The Fredonia-Hamburg program, recipient of a Distinguished Program in Teacher Education Award, is a unique field experience consisting of several methods-instructed courses held in a Hamburg school, followed by three full-time internships. Collectively, the three field experiences with connected and embedded course work span the full Hamburg School District calendar year.
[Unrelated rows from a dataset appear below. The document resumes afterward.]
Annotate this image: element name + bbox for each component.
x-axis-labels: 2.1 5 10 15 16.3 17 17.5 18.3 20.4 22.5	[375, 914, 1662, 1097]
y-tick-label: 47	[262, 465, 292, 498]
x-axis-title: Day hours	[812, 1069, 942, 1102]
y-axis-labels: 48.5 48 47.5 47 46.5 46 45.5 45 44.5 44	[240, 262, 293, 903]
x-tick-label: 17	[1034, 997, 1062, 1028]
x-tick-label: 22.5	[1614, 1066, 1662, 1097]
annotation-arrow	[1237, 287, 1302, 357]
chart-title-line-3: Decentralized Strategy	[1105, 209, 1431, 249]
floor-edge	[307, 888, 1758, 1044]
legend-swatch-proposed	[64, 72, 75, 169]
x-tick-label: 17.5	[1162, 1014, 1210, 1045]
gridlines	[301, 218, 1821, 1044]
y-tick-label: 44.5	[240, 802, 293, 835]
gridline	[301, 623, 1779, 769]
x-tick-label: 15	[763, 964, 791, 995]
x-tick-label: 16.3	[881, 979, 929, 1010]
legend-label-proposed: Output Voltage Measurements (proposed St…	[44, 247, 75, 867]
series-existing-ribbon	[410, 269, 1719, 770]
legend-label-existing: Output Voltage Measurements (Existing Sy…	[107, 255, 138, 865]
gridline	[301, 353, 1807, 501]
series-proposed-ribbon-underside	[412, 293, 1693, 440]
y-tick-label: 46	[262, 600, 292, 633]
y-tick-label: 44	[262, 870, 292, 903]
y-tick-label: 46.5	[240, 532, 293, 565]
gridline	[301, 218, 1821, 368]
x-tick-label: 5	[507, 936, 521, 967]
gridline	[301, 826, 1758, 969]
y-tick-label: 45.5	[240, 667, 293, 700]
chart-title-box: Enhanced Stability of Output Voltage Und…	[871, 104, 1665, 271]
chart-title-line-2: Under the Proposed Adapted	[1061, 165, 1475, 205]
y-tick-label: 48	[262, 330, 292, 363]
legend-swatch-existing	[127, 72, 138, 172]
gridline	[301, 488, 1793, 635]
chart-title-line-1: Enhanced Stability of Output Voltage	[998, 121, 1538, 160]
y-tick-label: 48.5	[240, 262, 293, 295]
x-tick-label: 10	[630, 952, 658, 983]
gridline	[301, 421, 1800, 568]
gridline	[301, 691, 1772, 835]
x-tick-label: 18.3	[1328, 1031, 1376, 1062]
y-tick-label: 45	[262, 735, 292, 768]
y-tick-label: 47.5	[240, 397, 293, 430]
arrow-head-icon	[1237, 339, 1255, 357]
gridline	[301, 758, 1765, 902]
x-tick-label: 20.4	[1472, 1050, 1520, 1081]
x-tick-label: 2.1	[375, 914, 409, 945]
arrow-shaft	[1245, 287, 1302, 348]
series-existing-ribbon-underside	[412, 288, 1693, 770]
This competency-based program was the topic of a graduate’s doctoral dissertation in 2010.

SUNY Fredonia also offers the Jump Start Summer ESL Student Teaching Experience in Buffalo Public Schools, a month-long graduate level teaching experience for Teaching English to Speakers of Other Languages in an urban, multi-cultural setting.

“The greatest compliment we get is related to our teacher candidates’ professionalism,” Loughlin said. “Teachers have said we surpass other universities in this area. By having well supervised early field experiences and student teaching experiences, our teacher candidates get constant and immediate feedback.”